Também no Breakfast: Quem é a poderosa família Al Thani, crise cripto chega aos caixas de bitcoin e os impactos econômicos dos protestos na China

Tempo de leitura: 4 minutos

Bloomberg Línea — Este é o Breakfast - o seu primeiro gole de notícias. Uma seleção da Bloomberg Línea com os temas de destaque no mundo dos negócios e das finanças. Bom dia e ótima leitura!

Há pouco mais de um ano, o ministro Paulo Guedes ganhou uma estátua no coração do centro financeiro do país, a Faria Lima, em São Paulo. A obra foi uma homenagem de uma das empresas novatas que mais se beneficiaram dos anos de euforia do mercado de capitais do país, o TC, que se popularizou entre investidores como Traders Club, ao mesmo tempo em que atraiu críticos e seguidores.

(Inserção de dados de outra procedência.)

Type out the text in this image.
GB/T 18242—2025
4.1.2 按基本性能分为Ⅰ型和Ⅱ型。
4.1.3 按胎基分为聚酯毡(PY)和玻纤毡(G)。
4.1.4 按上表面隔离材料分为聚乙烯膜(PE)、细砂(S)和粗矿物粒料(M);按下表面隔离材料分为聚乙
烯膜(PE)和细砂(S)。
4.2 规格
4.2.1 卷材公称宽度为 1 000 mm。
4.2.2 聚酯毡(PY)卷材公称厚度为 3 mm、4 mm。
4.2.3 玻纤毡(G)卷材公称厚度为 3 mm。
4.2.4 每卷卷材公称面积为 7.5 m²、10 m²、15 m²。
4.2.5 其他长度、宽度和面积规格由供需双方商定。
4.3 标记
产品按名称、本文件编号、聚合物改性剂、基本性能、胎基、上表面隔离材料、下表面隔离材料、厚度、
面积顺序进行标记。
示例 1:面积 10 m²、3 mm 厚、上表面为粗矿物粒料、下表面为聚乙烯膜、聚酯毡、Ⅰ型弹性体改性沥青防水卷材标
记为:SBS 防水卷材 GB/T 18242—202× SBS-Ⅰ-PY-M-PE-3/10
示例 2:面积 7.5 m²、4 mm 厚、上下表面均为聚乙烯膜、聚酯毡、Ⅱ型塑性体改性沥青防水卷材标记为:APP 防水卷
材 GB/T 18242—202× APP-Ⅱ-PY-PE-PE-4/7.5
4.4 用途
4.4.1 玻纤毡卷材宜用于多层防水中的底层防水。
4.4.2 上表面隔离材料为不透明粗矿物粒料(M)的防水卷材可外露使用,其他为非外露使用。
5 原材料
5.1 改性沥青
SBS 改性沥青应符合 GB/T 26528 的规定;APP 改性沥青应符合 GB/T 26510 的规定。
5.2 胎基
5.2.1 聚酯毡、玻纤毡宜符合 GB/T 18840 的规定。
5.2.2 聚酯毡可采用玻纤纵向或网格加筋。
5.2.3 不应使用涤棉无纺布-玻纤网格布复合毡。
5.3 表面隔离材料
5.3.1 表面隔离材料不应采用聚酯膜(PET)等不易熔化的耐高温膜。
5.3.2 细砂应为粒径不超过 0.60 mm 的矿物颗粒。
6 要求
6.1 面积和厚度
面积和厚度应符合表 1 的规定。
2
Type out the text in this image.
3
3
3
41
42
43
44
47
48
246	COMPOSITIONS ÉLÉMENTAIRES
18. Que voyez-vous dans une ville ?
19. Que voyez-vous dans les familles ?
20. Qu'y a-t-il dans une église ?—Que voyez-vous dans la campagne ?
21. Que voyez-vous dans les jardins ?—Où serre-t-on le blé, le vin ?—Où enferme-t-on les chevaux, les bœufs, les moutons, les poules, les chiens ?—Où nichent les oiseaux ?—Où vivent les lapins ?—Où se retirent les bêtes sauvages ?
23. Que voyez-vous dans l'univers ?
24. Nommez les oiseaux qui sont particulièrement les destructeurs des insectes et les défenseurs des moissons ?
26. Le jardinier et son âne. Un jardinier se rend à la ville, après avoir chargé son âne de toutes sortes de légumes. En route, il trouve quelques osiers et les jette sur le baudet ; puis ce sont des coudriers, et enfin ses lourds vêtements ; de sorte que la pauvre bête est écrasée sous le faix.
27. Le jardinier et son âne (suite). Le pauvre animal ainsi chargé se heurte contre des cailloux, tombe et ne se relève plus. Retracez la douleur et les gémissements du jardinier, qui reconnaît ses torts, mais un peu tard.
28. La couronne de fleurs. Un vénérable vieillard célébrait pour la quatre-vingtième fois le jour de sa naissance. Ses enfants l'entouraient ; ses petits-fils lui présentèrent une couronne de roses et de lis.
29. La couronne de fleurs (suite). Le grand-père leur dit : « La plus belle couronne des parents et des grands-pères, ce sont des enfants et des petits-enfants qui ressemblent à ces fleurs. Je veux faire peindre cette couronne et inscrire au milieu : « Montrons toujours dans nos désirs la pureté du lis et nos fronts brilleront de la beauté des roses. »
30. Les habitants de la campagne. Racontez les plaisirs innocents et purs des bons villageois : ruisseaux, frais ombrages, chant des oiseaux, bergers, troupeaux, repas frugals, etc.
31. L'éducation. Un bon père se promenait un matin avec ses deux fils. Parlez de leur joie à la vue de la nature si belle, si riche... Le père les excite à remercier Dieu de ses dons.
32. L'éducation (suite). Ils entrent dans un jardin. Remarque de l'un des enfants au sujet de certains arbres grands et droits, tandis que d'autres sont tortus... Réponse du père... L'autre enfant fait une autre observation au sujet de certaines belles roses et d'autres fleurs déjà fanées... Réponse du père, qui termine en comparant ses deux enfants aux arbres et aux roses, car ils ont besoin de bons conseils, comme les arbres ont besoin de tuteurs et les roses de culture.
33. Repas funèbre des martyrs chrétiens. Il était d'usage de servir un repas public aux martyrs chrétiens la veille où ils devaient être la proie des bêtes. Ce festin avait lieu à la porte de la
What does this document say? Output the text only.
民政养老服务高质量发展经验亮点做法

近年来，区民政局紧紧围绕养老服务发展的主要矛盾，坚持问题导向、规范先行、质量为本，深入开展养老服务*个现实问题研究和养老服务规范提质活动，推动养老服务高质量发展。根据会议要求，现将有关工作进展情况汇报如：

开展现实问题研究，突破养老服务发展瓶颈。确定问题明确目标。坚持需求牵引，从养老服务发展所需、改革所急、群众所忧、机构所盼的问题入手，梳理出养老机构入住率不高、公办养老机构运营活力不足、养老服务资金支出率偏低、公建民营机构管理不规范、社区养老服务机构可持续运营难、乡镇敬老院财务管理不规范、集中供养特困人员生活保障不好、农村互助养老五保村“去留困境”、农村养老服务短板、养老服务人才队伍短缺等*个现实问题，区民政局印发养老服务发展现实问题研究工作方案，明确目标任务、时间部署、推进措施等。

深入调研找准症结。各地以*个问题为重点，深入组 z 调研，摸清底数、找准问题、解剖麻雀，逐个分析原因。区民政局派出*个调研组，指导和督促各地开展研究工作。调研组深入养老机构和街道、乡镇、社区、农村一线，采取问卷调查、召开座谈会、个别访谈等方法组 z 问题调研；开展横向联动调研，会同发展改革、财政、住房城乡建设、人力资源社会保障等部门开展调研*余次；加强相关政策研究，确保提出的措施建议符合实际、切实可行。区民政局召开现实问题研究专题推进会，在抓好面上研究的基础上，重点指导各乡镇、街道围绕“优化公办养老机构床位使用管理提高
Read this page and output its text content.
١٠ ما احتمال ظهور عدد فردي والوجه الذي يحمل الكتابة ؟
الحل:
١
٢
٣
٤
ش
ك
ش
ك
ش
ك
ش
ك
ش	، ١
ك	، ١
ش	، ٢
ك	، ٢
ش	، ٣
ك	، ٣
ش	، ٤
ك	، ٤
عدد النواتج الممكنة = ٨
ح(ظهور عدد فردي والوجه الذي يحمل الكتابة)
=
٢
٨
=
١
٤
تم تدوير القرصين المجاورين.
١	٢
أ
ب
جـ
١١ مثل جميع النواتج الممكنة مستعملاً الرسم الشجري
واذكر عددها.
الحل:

Os tempos de efervescência do TC, próximo aos grandes bancos de investimentos e assets da Faria Lima, ficaram para trás com o fim do ciclo de juros baixos. Milhares de investidores migraram boa parte de seus recursos para o porto seguro das aplicações de renda fixa, em busca de maior rentabilidade e de proteção dos ativos.

Fundado em 2015 por Pedro Albuquerque, Israel Massa e Rafael Ferri, o TC experimentou ascensão meteórica até abrir o capital na B3 em julho do ano passado, dias antes da “inauguração” da estátua. No auge, pouco depois desse momento, chegou a valer quase R$ 4 bilhões. De lá para cá, no entanto, TC já encolheu perto de R$ 3,5 bilhões: vale hoje cerca de R$ 530 milhões, o que representa queda de 79% de valor de mercado em pouco mais de um ano como companhia aberta.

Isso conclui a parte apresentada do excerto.